К атаману подстраивались сзади казаки и тоже плясали: притопывали, приседали, свистели, ухали по-бабьи… Наладился развеселый древний круг. Подбегали из толпы астраханцы, кто посмелей, тоже плясали, тоже чесалось.
Черными испуганными птицами кружили в воздухе обгоревшие клочки бумаг; звонили вовсю колокола; плясали казаки и астраханцы, разжигали себя больше и больше.

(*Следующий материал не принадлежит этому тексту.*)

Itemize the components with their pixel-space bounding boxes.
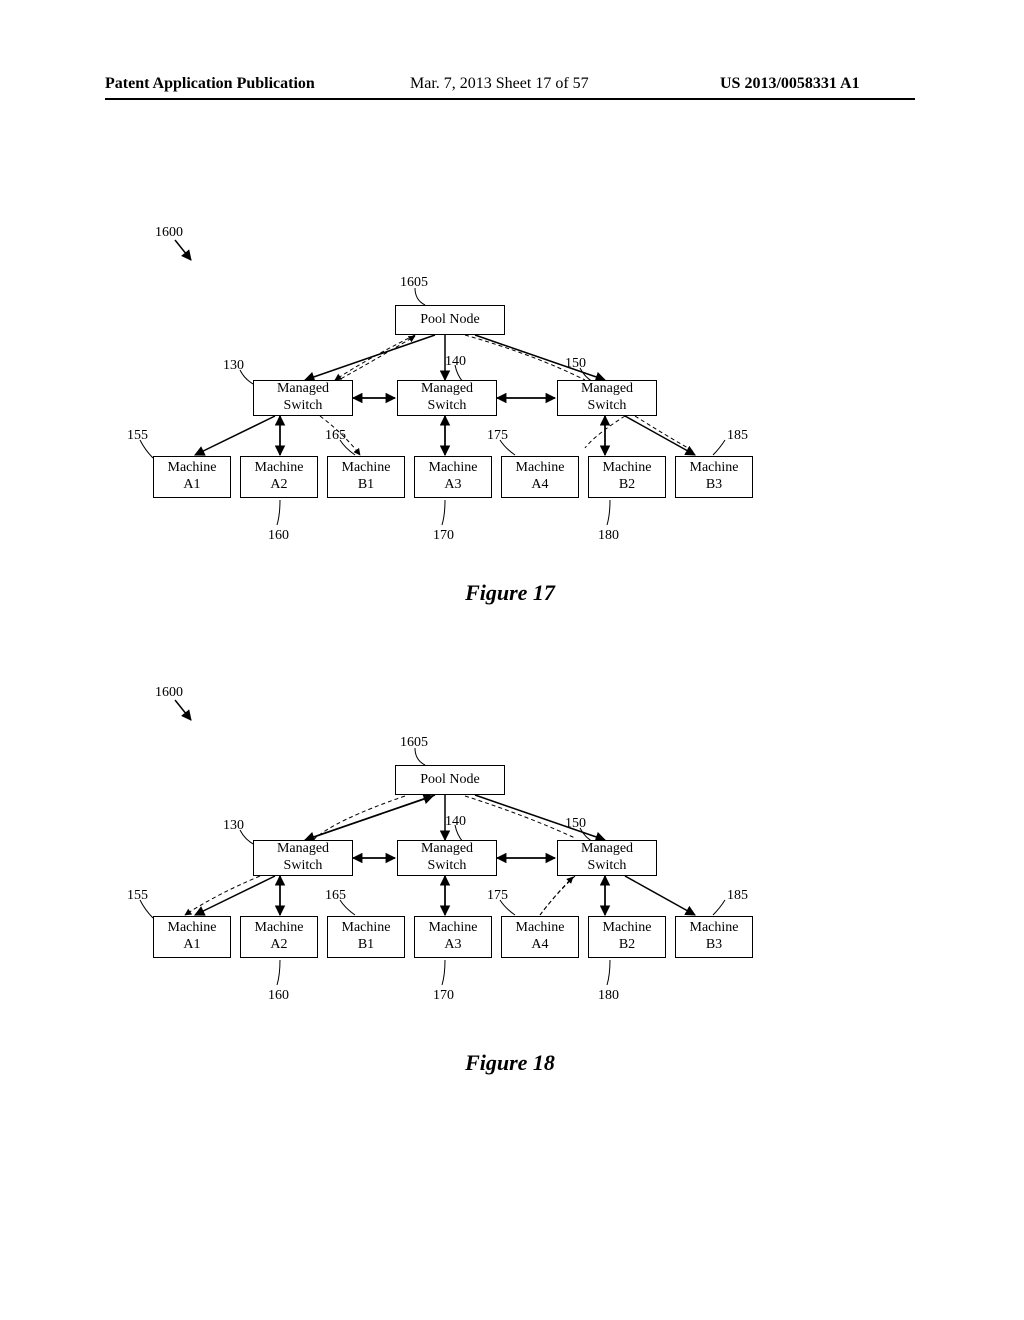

— Ходи! — кричал Степан. Сам он «ходил» серьезно, вколачивая ногой… Странная торжественность была на его лице — какая-то болезненная, точно он после мучительного долгого заточения глядел на солнце. — Накаляй!.. Вколачивай — тут бояры ходили… Тут и спляшем!
Плясали: Ус, Мишка Ярославов, Федор Сукнин, Лазарь Тимофеев, дед Любим, Семка Резаный, татарчонок, Шелудяк, Фрол Разин, Кондрат — все. Свистели, орали.
Видно, жила в крови этих людей, горела языческая искорка — то был, конечно, праздник: сожжение отвратительного, ненавистного, злого идола — бумаг. Люди радовались.